Anglicismes, Néologismes & Mots voyageurs

Il importe, au poker, de ne pas montrer ses émotions puisque, si un joueur sait interpréter les réactions de ses adversaires, il lira dans leur jeu comme dans un livre ouvert. Dans ces parties de bluff, l’impassibilité est la clé du succès. Pour évoquer cette dernière, s’agissant donc du poker, mais aussi de toute situation où il convient de garder son sang-froid, nos amis anglais ont créé la locution poker face, proprement « visage de poker », qu’on entend parfois en français utilisée comme complément de verbes comme « avoir » ou « garder ». On rappellera à qui souhaite faire usage de ces tours composites que ces derniers ne disent guère plus qu’« être impassible, imperturbable ou indéchiffrable » ou « rester impassible, imperturbable ou indéchiffrable » et qu’il est donc préférable de recourir à ces formes françaises.

Étonnante asperge

Le 4 juillet 2024

Expressions, Bonheurs & surprises

Les mots asperge et asperger sont si étonnamment proches par la forme qu’on leur suppose naturellement une proximité sémantique, pourtant bien peu évidente en apparence. L’asperge vaut qu’on s’y arrête, tant pour la chose qu’elle désigne, que pour son nom. Parce qu’elle contient du zinc et de la vitamine E, cette plante potagère de la famille des Liliacées est couramment rangée au nombre des aliments aphrodisiaques, et l’histoire du mot semble vouloir valider cette assertion. Qu’on en juge : asperge, qui s’est d’abord rencontré sous la forme esparge, est issu du latin asparagus.
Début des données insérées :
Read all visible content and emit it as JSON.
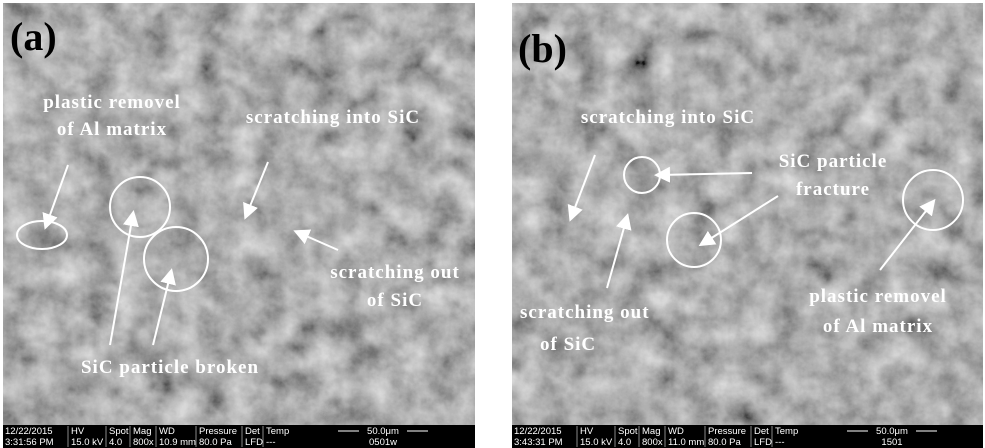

Celui-ci est emprunté du grec asparagos, altération, par perte de l’aspiration de la lettre phi, de aspharagos. Il faut pousser plus loin notre enquête et, pour poursuivre notre recherche, nous allons maintenant cheminer avec comme guide le Dictionnaire étymologique de la langue grecque, de Pierre Chantraine. On nous signale, à l’article aspharagos, le rapprochement étymologique suivant : « On pense à spharageomai, « se gonfler, éclater ». Si l’on se reporte à ce verbe, on apprend que « le radical se retrouve… dans le grec spargaô », ce dernier verbe signifiant « se gonfler, être prêt à jaillir », mais aussi « être gonflé de désir, de passion », voire « d’orgueil ». Il y est aussi écrit qu’« il n’est peut-être pas impossible d’évoquer le latin spargo, « répandre, faire jaillir ». Ce verbe, dont l’infinitif est spargere, a un dérivé, aspergere, déjà attesté chez Plaute avec les sens de « saupoudrer » et de « répandre un liquide ». Ainsi donc, même s’ils n’appartiennent pas au même champ lexical, nos mots asperge et asperger se trouvent bien être parents.

Mais Pierre Chantraine ajoute aussi que spargaô est « proche de orgaô, qui est de sens plus général ». Ce verbe ne fait pas l’objet d’une entrée, mais on le retrouve à l’article orgê, « passion, colère », dont il est tiré. Orgaô signifie « être plein de suc ou de sève », mais aussi « être plein de désir », particulièrement « être plein de désir amoureux », et a un dérivé tardif, orgasmos, « orgasme ».

Ainsi, linguistiquement parlant s’entend, notre asperge nous a conduit à l’orgasme. Les tours et détours de la langue sembleraient donc bien confirmer ce que nous enseignent nos amis botanistes : l’asperge est un aphrodisiaque.

Rappelons d’ailleurs, pour conclure, que, dans ses ouvrages sur l’argot, Auguste Le Breton signale que le nom asperge désigne le sexe masculin et que l’expression aller aux asperges signifie « chercher fortune sur le trottoir ».